Kritik geht an die Stadt Baden
40 ukrainische Flüchtlinge mit dem Status S sind per 1. Februar 2024 in Ennetbaden gemeldet. In der Stadt Baden werden derzeit 164 Schutzsuchende aus der Ukraine betreut. In einem Fall engagierte sich Buckmann zudem in der Nachbargemeinde zusammen mit einer Unternehmerin aus Baden für eine Frau und ihr Kind. Und machte schlechte Erfahrungen. Er spricht von wochenlangen Wartezeiten nach Kriegsbeginn, unklaren Zuständigkeiten und mangelhafter Kommunikation. Eva Bühler, Leiterin Regionaler Sozialdienst der Stadt Baden, sieht das anders und antwortet auf die Anfrage der Redaktion: «Unsere Betreuungspersonen kümmern sich intensiv um die geflüchteten Personen und sind regelmässig vor Ort in den Unterkünften und Wohnungen. Bei dringenden Angelegenheiten sind sie über verschiedene Kanäle mündlich oder elektronisch erreichbar.»

Leben in ständiger Angst
Etwa 20 Stunden dauert die strapaziöse Busfahrt vom polnischen Warschau nach Kiew zurzeit. Auf einem Foto vom Aufenthalt im letzten Sommer posiert Olga vor einem Riesenrad. Keine Spur von Bomben und Drohnen. Nur wenig deutet auf Krieg hin. Läden und Restaurants sind geöffnet. Aber der Schein trügt. «Die Wirtschaft ist total zusammengebrochen. Unzählige Menschen haben keinen Job mehr. Die Preise in den Lebensmittelgeschäften sind explodiert. Männer trauen sich teilweise nicht mehr auf die Strasse, weil sie Angst haben, eingezogen zu werden», berichtet Buckmann von seinen Erlebnissen und Erfahrungen aus erster Hand. Schon mehrfach hat er Angriffe von Drohnen und Marschflugkörpern selbst erlebt, einen besonders heftigen im letzten Mai. «Wir hatten richtig Schiss und flohen in die Tiefgarage. Eine Situation, mit der Menschen vor Ort fast täglich konfrontiert sind.»
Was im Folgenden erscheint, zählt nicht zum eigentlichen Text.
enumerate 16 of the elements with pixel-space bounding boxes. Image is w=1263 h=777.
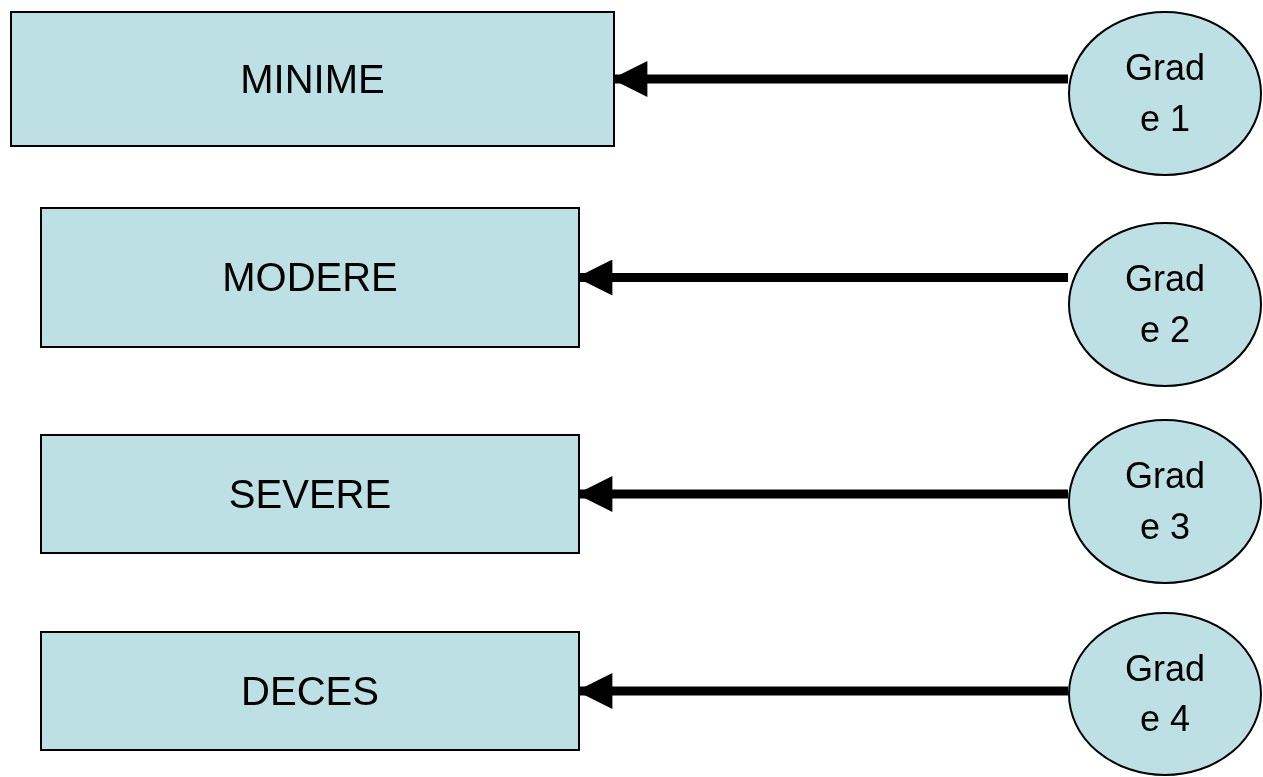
node-label: DECES bbox=[241, 668, 379, 714]
node-label: Grade 4 bbox=[1123, 646, 1206, 741]
node-label: MINIME bbox=[240, 56, 385, 102]
grade-ellipse bbox=[1068, 612, 1262, 776]
node-label: MODERE bbox=[222, 255, 398, 300]
node-label: Grade 1 bbox=[1123, 46, 1206, 141]
severity-box bbox=[40, 631, 580, 751]
node-label: Grade 3 bbox=[1123, 454, 1206, 549]
node-label: SEVERE bbox=[228, 471, 392, 517]
severity-box bbox=[40, 207, 580, 348]
grade-ellipse bbox=[1068, 222, 1262, 387]
grade-ellipse bbox=[1068, 419, 1262, 584]
severity-box bbox=[10, 11, 615, 147]
node-label: Grade 2 bbox=[1123, 257, 1206, 352]
grade-ellipse bbox=[1068, 11, 1262, 176]
severity-box bbox=[40, 434, 580, 554]
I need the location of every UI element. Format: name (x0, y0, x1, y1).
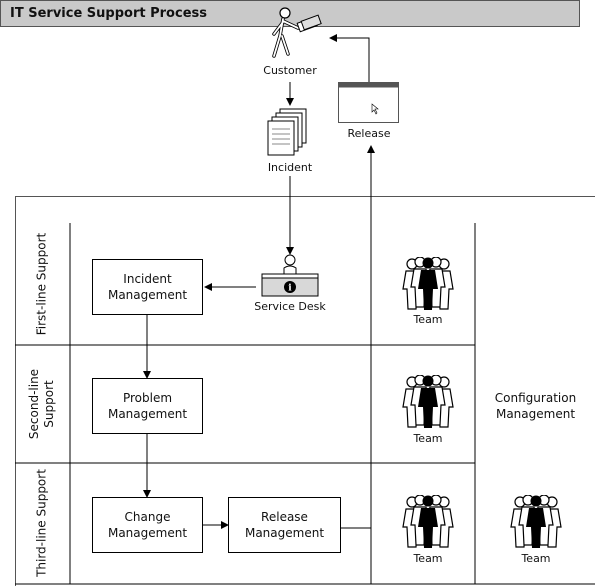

Von den 40 Ukrainerinnen und Ukrainern, die in Ennetbaden leben, konnte die Gemeinde bisher vier in die wirtschaftliche Selbstständigkeit entlassen. «Die meisten der 25 Menschen, die ich betreut habe, gehen wieder einer Beschäftigung nach», bestätigt ebenfalls Buckmann. Doch bleiben wollen längst nicht alle. «Viele zieht es aus Heimweh, familiären Gründen oder wegen wirtschaftlicher Zwänge in ihre Heimat zurück. Selbst wenn die Umstände dort weiterhin extrem schwierig sind.»